TOPEKA, Kan. (AP) — A Kansas judge has put on hold his order striking down a policy imposed on the courts in a move that protects the judicial branch's budget.
Shawnee County District Judge Larry Hendricks issued a stay Thursday at Attorney General Derek Schmidt's request.
Hendricks on Wednesday struck down a 2014 law having district court judges instead of the Kansas Supreme Court pick chief judges in each of the state's 31 judicial districts. Hendricks said the law violated the state constitution by infringing on the Supreme Court's power to administer the courts.
Legislators this year passed another law nullifying the judicial branch's entire budget if the policy change was struck down.

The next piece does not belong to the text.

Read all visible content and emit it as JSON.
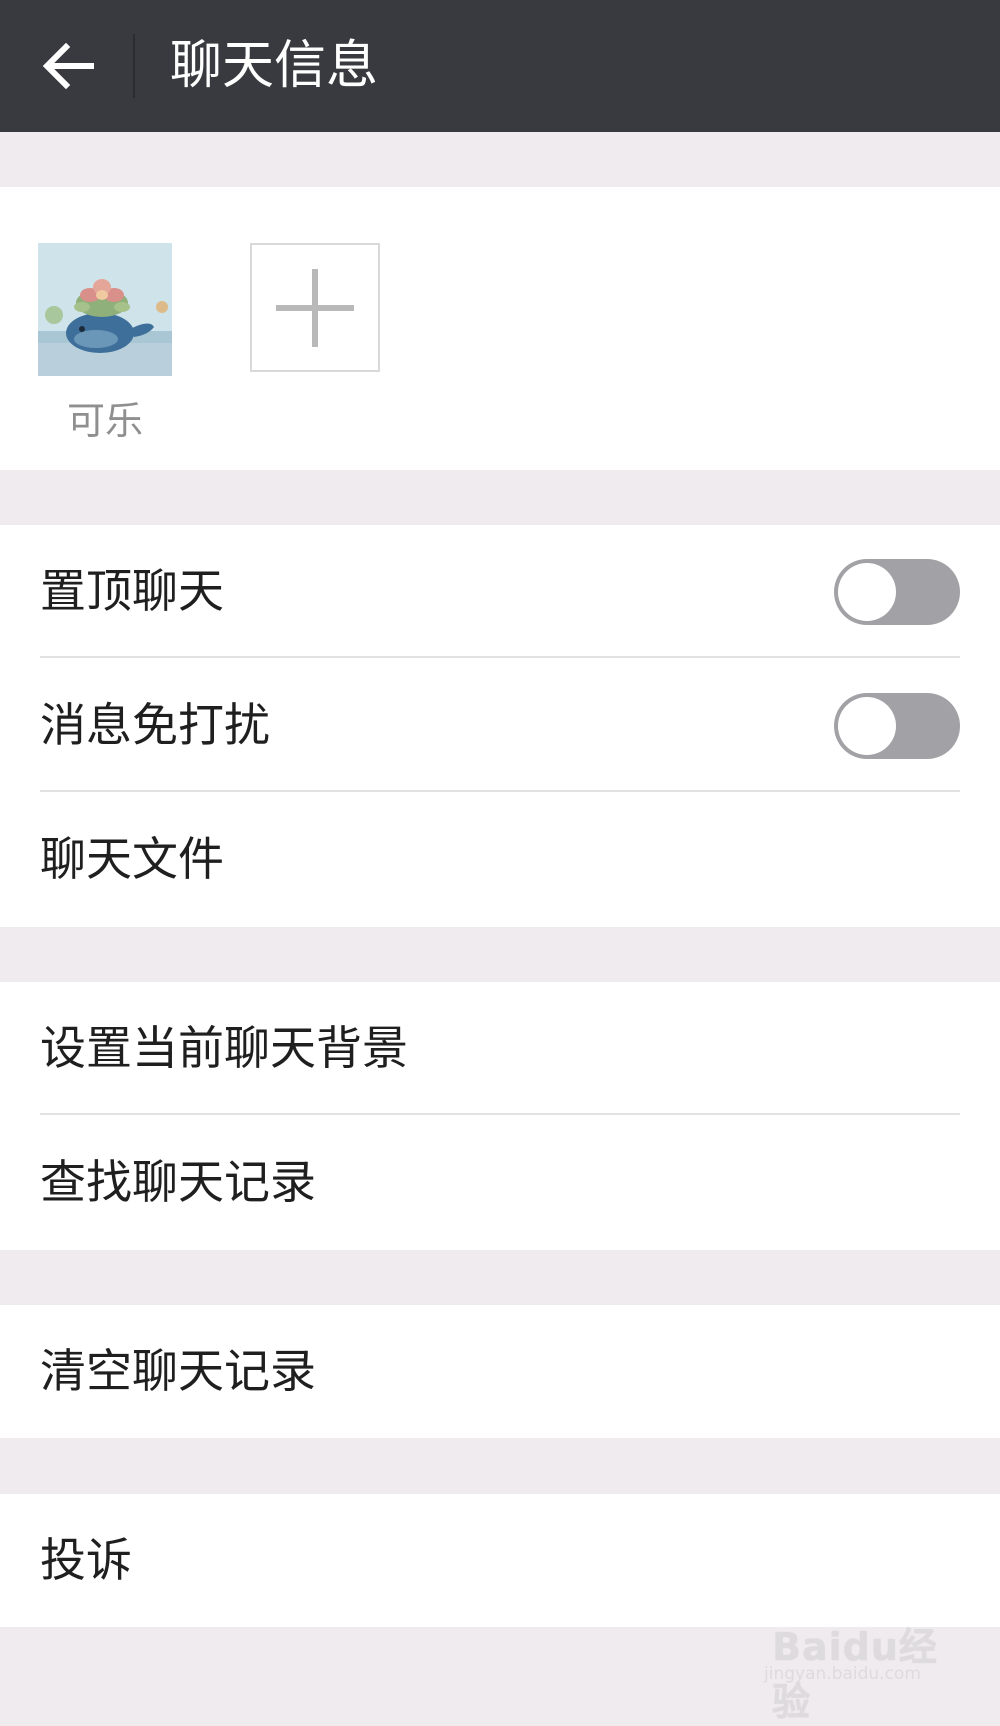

Schmidt has promised to appeal Hendricks' decision Wednesday, and the stay will remain in effect in the meantime.
Chief Justice Lawton Nuss won't rule out having the Kansas Supreme Court review the lawsuit.
Nuss said Thursday the high court could invoke what he called "the rule of necessity" to settle whether legislators can strip the Supreme Court of the power to appoint chief district court judges in each of the state's 31 judicial districts. A 2014 law gave that power to the district court judges in each district.
Nuss said it might not be practical to replace Supreme Court justices with what he called strangers to hear an appeal.
But Senate Judiciary Committee Chairman Jeff King noted that the court has criticized the policy involved.